During the period a number of parallel studies were initiated, without any direct involvement of the council, in areas where the council according to its mandate is assumed to have a role, for example with regard to topics such as national functions and highly specialised services. In the aftermath of these processes the council has been awarded a more pronounced role in following up such issues.
A new mandate
At the end of 2010, the Ministry of Health and Care Services decided to continue the National Council, although with some amendments to its mandate. One important amendment is that the opportunity to submit cases for processing is no longer restricted to the members and the secretariat. This opportunity is now in principle available to everybody.

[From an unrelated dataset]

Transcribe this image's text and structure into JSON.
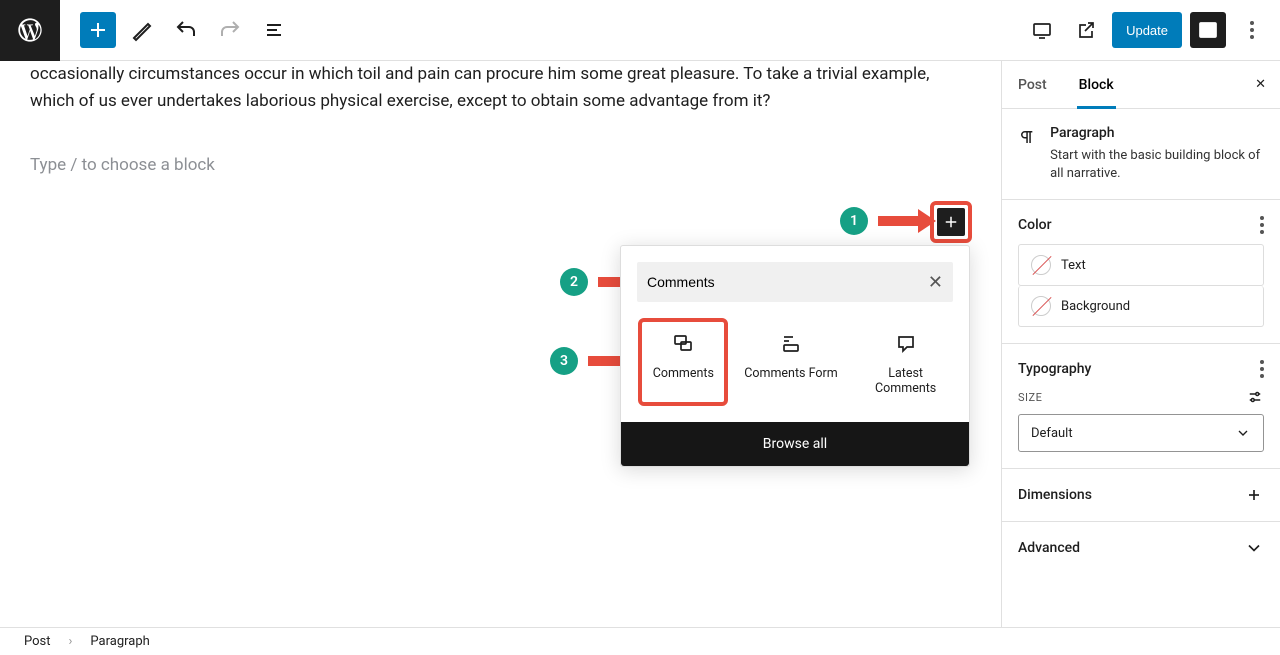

Whether the case will in turn be made subject to a discussion will still be decided by the members of the council.
The council’s mandate has also been expanded (2011 – 2015) to include the care sector, which is reflected in the new name – The Norwegian Council for Quality Improvement and Priority Setting in Health and Care Services. With regard to cases pertaining to the introduction of new technologies, the council no longer needs to restrict its discussion to matters related to hospitals, but can address such issues within the entire field of responsibility for the health and care services.